The platform monitors transactions and behaviour at the level of individual items across a brand’s stores and uses predictive algorithms to forecast demand. Nextail typically counsels clients to measure performance for at least a week to make sure there’s enough data to draw statistically valid conclusions. Its platform also automates decisions that would have traditionally been handled by a team using Excel spreadsheets or similar software.
“Think about Guess or a company like that with 1,000 stores all over the world,” Crain said. “Because technology is in such a place that we can leverage scalability and AI, we can automate the decisions in terms of what SKUs in what quantities go to what stores.”
Risks and Rewards
In their disclosures to investors and in earnings calls, Revolve and Lulu’s have both called out what proponents of this type of merchandising say is one of its biggest benefits: more full-price sales.
“Illustrating the efficacy of our data-driven merchandising, in 2021, approximately 87 percent of our net sales were at full price, which we define as sales with a price of not less than 95 percent of the full retail price,” Revolve said in its report of its full-year results.
At Lulu’s, of the 70 percent of sales from reorders in the first half of 2021, 94 percent were sold at full price, it said in its filing to go public.
Because they’re reordering styles they already know are in demand, retailers should end up with less leftover inventory that needs to be marked down. That keeps margins healthy, which is “just core to driving profitability,” Chen said.

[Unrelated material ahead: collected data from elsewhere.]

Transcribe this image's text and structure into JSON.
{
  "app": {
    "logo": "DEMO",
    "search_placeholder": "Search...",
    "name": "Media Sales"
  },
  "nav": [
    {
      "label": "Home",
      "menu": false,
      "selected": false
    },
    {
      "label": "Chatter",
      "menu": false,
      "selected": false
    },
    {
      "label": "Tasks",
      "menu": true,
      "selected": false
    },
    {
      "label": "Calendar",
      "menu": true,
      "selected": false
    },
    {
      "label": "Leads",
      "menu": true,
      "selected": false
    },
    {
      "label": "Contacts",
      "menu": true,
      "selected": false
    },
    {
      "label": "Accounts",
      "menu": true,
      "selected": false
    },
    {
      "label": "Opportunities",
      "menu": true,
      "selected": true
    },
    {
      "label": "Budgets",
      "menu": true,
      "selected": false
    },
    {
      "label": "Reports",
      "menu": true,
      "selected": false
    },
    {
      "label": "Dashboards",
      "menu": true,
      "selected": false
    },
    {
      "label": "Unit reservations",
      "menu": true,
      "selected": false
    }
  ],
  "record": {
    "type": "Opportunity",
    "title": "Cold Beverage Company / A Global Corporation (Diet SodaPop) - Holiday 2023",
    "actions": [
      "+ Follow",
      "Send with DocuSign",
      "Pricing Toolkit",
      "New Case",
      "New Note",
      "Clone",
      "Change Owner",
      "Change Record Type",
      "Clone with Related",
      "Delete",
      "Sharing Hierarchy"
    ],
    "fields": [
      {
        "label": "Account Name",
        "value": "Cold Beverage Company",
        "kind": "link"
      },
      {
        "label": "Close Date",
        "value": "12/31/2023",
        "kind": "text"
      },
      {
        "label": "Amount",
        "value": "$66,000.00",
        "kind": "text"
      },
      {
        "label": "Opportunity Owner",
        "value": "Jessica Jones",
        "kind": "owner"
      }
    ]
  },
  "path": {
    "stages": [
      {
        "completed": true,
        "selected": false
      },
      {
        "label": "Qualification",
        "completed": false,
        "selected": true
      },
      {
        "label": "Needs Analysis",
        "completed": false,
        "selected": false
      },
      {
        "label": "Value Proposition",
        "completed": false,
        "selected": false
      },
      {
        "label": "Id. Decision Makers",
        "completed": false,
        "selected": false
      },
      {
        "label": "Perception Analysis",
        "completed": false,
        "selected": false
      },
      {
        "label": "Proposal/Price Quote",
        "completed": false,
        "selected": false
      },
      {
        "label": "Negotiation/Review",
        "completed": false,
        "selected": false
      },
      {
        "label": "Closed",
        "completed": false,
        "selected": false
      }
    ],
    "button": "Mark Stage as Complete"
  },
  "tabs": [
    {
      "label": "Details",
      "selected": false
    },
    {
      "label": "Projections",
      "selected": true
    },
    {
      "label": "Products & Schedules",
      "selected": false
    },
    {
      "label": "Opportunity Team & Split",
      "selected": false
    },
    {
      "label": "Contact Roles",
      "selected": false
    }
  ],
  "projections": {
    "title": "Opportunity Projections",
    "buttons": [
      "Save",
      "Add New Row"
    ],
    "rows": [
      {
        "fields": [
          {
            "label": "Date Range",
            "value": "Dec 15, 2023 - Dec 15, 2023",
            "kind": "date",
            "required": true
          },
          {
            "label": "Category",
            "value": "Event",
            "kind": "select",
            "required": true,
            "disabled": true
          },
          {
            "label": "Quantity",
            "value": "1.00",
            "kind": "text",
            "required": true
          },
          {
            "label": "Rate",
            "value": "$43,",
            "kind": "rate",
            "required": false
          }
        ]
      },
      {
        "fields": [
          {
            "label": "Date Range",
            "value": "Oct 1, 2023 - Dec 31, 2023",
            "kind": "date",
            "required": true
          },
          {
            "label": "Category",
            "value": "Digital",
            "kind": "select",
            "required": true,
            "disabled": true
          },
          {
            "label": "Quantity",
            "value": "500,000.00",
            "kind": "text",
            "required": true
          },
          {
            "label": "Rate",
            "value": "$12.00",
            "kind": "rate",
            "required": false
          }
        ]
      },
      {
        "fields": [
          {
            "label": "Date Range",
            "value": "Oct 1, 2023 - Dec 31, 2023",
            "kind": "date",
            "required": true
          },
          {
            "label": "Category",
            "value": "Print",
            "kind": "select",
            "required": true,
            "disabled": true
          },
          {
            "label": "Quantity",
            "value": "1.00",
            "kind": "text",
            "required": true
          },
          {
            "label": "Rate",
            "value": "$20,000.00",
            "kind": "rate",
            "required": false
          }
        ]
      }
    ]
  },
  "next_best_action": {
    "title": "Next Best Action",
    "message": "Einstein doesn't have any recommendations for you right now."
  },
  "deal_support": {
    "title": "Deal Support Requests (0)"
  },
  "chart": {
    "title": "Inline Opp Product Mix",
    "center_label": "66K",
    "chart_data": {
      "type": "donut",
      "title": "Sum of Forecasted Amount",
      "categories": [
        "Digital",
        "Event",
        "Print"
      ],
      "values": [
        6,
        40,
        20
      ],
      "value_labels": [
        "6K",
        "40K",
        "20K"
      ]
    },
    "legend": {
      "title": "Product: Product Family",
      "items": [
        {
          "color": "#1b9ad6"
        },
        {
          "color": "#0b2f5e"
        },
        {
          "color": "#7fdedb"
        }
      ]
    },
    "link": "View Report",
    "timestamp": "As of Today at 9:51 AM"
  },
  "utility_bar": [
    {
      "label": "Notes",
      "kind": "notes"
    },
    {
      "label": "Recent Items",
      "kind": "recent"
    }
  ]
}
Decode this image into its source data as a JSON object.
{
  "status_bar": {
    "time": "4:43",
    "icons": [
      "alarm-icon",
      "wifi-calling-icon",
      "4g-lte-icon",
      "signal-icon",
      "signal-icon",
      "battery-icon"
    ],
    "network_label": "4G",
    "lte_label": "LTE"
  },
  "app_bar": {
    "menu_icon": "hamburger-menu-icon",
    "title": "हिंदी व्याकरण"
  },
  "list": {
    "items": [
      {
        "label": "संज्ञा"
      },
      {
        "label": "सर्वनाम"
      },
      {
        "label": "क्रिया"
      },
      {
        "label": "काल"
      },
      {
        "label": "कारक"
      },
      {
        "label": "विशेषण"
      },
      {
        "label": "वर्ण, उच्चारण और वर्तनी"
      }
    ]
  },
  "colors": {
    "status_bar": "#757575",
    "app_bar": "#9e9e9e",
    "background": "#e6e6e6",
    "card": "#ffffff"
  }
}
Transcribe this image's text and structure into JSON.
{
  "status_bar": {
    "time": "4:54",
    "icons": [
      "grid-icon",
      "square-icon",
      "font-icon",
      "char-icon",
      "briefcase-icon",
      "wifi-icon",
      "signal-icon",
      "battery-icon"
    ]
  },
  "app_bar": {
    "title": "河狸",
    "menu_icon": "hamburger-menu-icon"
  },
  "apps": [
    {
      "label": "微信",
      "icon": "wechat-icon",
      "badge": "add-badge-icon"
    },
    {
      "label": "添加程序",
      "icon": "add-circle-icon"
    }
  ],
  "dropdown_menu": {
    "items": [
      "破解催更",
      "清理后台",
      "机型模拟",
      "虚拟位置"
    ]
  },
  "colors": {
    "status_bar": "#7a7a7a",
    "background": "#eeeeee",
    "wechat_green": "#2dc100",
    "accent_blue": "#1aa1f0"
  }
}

Both Lowenberg and Crain said there’s also a sustainability benefit as there’s less waste when supply more accurately matches demand.
There is, however, a risk in small-batch testing. If a company produces too few units to start and the product sells well, stock can run out. When that happens, it leaves money on the table and customers dissatisfied. It’s an issue Lulu’s has struggled with, according to Chen.
“It’s had a lot of stockouts, and that’s negatively impacted customer satisfaction,” he said but added he’s optimistic they’ll eventually solve the problem.
Lulu’s declined to be interviewed for this story.
While Rothy’s always makes sure to have stock in its core styles, outside of those items it can be a challenge at times to ensure the right stock is available, Lowenberg explained.
“It is the constant battle,” she said. “Scarcity in inventory is a good thing when we have the ability to move really quickly. It’s something we have to hold hands-on and know it’s ok if something sells out because we actually have the next better thing coming.”
And given the choice of problems — to sell out of an item or end up with too much left over — most companies would probably choose the former.